ARBoids: Adaptive Residual Reinforcement Learning With Boids Model for Cooperative Multi-USV Target Defense
Jiyue Tao, Tongsheng Shen, Dexin Zhao, Feitian Zhang
TL;DR
ARBoids addresses the challenged target defense problem for USVs when attackers are more agile by marrying a Boids-based baseline with a learnable residual policy. The method introduces a state-dependent adapter that blends a DRL policy with Boids, trained via Soft Actor-Critic under CTDE, and uses curriculum learning to progressively confront stronger attackers. Empirical results in high-fidelity Gazebo simulations show that ARBoids outperforms pure Boids, residual, and vanilla DRL baselines, with strong robustness to attacker agility and generalization to unseen team sizes. The approach demonstrates practical benefits for cooperative usher defenses, offering improved interception success and scalable coordination with potential for real-world deployment and extension to adversarial learning settings.
Abstract
The target defense problem (TDP) for unmanned surface vehicles (USVs) concerns intercepting an adversarial USV before it breaches a designated target region, using one or more defending USVs. A particularly challenging scenario arises when the attacker exhibits superior maneuverability compared to the defenders, significantly complicating effective interception. To tackle this challenge, this letter introduces ARBoids, a novel adaptive residual reinforcement learning framework that integrates deep reinforcement learning (DRL) with the biologically inspired, force-based Boids model.
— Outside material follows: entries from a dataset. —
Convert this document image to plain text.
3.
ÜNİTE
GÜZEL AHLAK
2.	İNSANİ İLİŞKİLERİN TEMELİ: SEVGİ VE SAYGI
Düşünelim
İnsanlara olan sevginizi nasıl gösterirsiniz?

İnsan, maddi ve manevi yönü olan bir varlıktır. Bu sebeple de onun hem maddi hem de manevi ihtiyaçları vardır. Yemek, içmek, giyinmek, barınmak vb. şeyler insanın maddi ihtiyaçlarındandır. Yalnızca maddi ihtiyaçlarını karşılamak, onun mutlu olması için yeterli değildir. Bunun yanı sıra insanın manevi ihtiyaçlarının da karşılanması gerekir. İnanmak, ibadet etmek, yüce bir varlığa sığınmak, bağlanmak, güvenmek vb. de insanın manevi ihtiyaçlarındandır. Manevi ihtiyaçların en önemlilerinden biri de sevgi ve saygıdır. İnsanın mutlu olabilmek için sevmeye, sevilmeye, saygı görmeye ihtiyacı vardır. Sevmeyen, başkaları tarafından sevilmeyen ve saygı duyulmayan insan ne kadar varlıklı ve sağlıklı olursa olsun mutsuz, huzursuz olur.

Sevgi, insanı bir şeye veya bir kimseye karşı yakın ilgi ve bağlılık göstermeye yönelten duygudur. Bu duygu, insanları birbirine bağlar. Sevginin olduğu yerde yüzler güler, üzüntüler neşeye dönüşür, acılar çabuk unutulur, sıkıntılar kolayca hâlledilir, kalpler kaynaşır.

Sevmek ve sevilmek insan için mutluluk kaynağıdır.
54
Within this framework, the Boids model serves as a computationally efficient baseline policy for multi-agent coordination, while DRL learns a residual policy to adaptively refine and optimize the defenders' actions. The proposed approach is validated in a high-fidelity Gazebo simulation environment, demonstrating superior performance over traditional interception strategies, including pure force-based approaches and vanilla DRL policies. Furthermore, the learned policy exhibits strong adaptability to attackers with diverse maneuverability profiles, highlighting its robustness and generalization capability. The code of ARBoids will be released upon acceptance of this letter.